Just on the outskirts of a supermassive black hole roughly 4 million times more massive than the sun, a pair of stars locked in a dance is thriving.
Astronomers discovered the duo orbiting Sagittarius A*, the Milky Way galaxy's central supermassive black hole, using the European Southern Observatory's Very Large Telescope in Chile. The binary system, the first ever found in the vicinity of an enormous black hole, is dubbed D9.
Black holes are some of the most inscrutable phenomena in space. They don't have surfaces, like a planet or star. Instead, they have a boundary called an "event horizon," or a point of no return. If anything swoops too close, it will eventually fall in, never to escape.
The new discovery, published in Nature Communications, may help astronomers better understand how stars can survive in regions of the cosmos with extreme gravity. The finding also leads scientists to wonder whether such a pair, forming and coexisting near an enormous black hole, could also host exoplanets.
"Black holes are not as destructive as we thought," said Florian Peißker, one of the researchers at the University of Cologne in Germany, in a statement.
Black holes were little more than a theory 50 years ago — a kooky mathematical answer to a physics problem — but even astronomers at the top of their field weren't entirely convinced they existed.
How the supermassive kind form is even more elusive. Astrophysicists believe these invisible giants lurk at the center of virtually all galaxies. Hubble telescope observations have bolstered the theory that they begin in the dusty cores of starburst galaxies, where new stars are rapidly assembled, but scientists are still teasing that out.
Now black holes are getting their pictures taken by a collection of enormous, synced radio dishes on Earth. Humanity saw a clear view of the Milky Way's own central black hole, Sag A* for short, for the first time in 2022. It is about 26,000 light-years away from Earth.

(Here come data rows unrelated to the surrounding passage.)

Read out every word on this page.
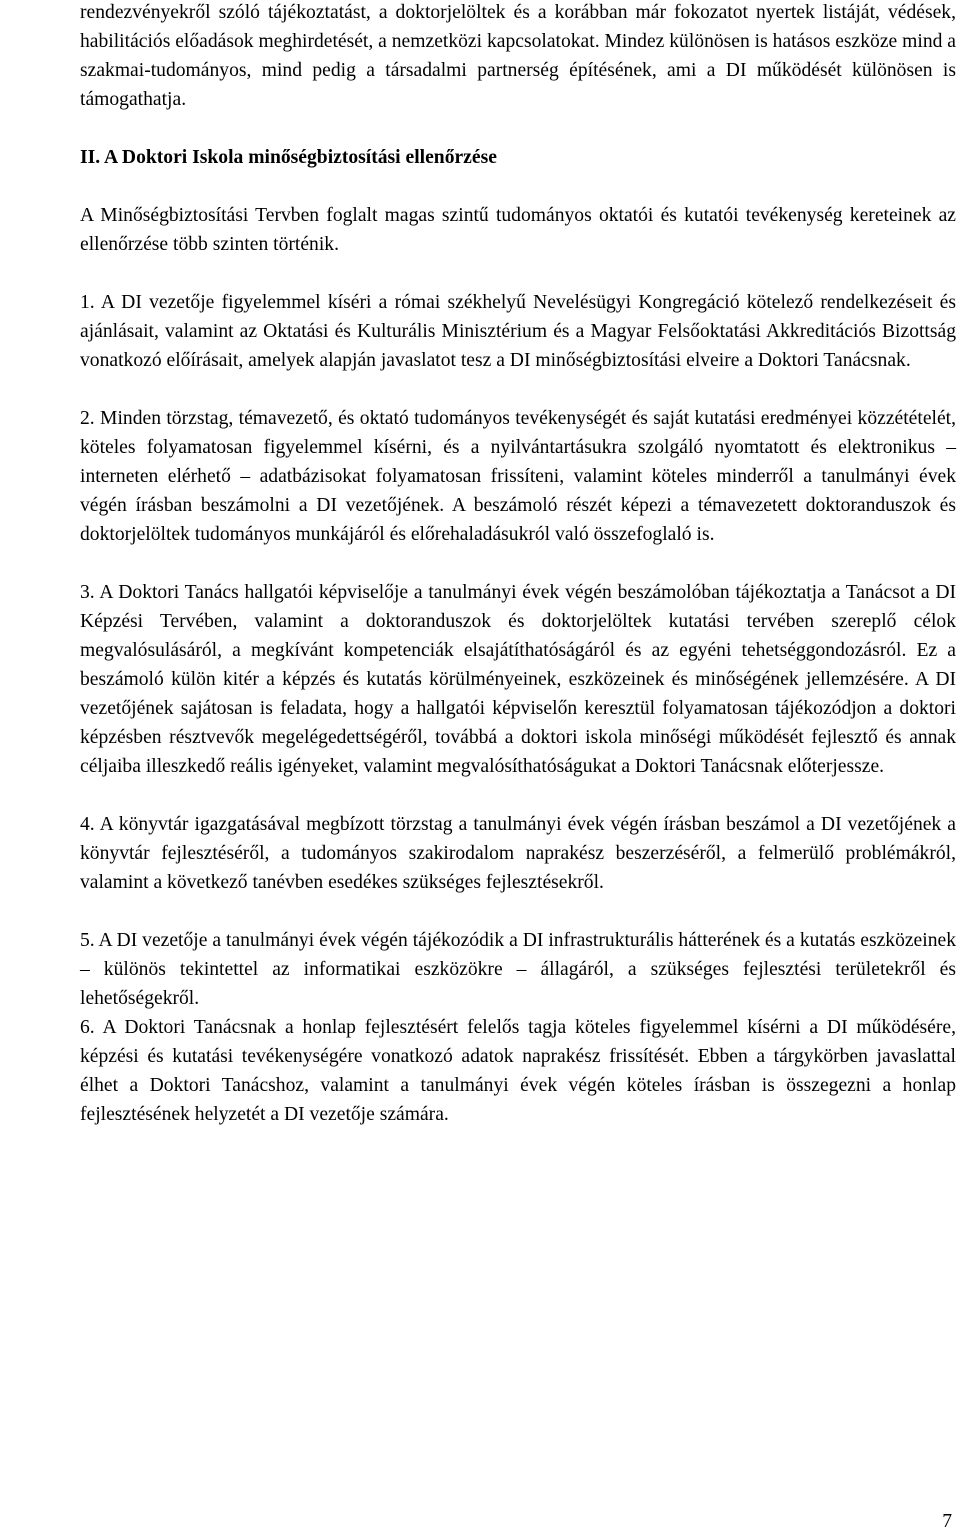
rendezvényekről szóló tájékoztatást, a doktorjelöltek és a korábban már fokozatot nyertek listáját, védések, habilitációs előadások meghirdetését, a nemzetközi kapcsolatokat. Mindez különösen is hatásos eszköze mind a szakmai-tudományos, mind pedig a társadalmi partnerség építésének, ami a DI működését különösen is támogathatja.

II. A Doktori Iskola minőségbiztosítási ellenőrzése

A Minőségbiztosítási Tervben foglalt magas szintű tudományos oktatói és kutatói tevékenység kereteinek az ellenőrzése több szinten történik.

1. A DI vezetője figyelemmel kíséri a római székhelyű Nevelésügyi Kongregáció kötelező rendelkezéseit és ajánlásait, valamint az Oktatási és Kulturális Minisztérium és a Magyar Felsőoktatási Akkreditációs Bizottság vonatkozó előírásait, amelyek alapján javaslatot tesz a DI minőségbiztosítási elveire a Doktori Tanácsnak.

2. Minden törzstag, témavezető, és oktató tudományos tevékenységét és saját kutatási eredményei közzétételét, köteles folyamatosan figyelemmel kísérni, és a nyilvántartásukra szolgáló nyomtatott és elektronikus – interneten elérhető – adatbázisokat folyamatosan frissíteni, valamint köteles minderről a tanulmányi évek végén írásban beszámolni a DI vezetőjének. A beszámoló részét képezi a témavezetett doktoranduszok és doktorjelöltek tudományos munkájáról és előrehaladásukról való összefoglaló is.

3. A Doktori Tanács hallgatói képviselője a tanulmányi évek végén beszámolóban tájékoztatja a Tanácsot a DI Képzési Tervében, valamint a doktoranduszok és doktorjelöltek kutatási tervében szereplő célok megvalósulásáról, a megkívánt kompetenciák elsajátíthatóságáról és az egyéni tehetséggondozásról. Ez a beszámoló külön kitér a képzés és kutatás körülményeinek, eszközeinek és minőségének jellemzésére. A DI vezetőjének sajátosan is feladata, hogy a hallgatói képviselőn keresztül folyamatosan tájékozódjon a doktori képzésben résztvevők megelégedettségéről, továbbá a doktori iskola minőségi működését fejlesztő és annak céljaiba illeszkedő reális igényeket, valamint megvalósíthatóságukat a Doktori Tanácsnak előterjessze.

4. A könyvtár igazgatásával megbízott törzstag a tanulmányi évek végén írásban beszámol a DI vezetőjének a könyvtár fejlesztéséről, a tudományos szakirodalom naprakész beszerzéséről, a felmerülő problémákról, valamint a következő tanévben esedékes szükséges fejlesztésekről.

5. A DI vezetője a tanulmányi évek végén tájékozódik a DI infrastrukturális hátterének és a kutatás eszközeinek – különös tekintettel az informatikai eszközökre – állagáról, a szükséges fejlesztési területekről és lehetőségekről.

6. A Doktori Tanácsnak a honlap fejlesztésért felelős tagja köteles figyelemmel kísérni a DI működésére, képzési és kutatási tevékenységére vonatkozó adatok naprakész frissítését. Ebben a tárgykörben javaslattal élhet a Doktori Tanácshoz, valamint a tanulmányi évek végén köteles írásban is összegezni a honlap fejlesztésének helyzetét a DI vezetője számára.

7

The James Webb Space Telescope, a collaboration of NASA and the European and Canadian space agencies, is also doing its part to reveal how these mysterious behemoths form in the first place.
The research team found D9 in a dense cluster of stars orbiting Sag A*. Within this group are so-called "G objects," mysterious things that act like stars but look more like clouds of gas and dust. In their paper, the scientists propose that G objects might be a combination of other binary stars and leftover material from other pairs after they've merged, due to the strong gravitational clutch of the nearby black hole.
That's right: Astronomers suspect the two stars in D9 will soon merge into a single star because of the close-by gravity. They are estimated to be only about 2.7 million years old — for comparison, the sun is 4.5 billion years old — and they'll likely only have another 1 million years or so before they ultimately smash.
Though no one checked the D9 stars' driver's licenses for their ages, co-author Michal Zajaček, a researcher at Masaryk University in the Czech Republic, said astronomers can tell the pair is young by the gas and dust around them. Other young stars, though not binaries, have been found in this region before.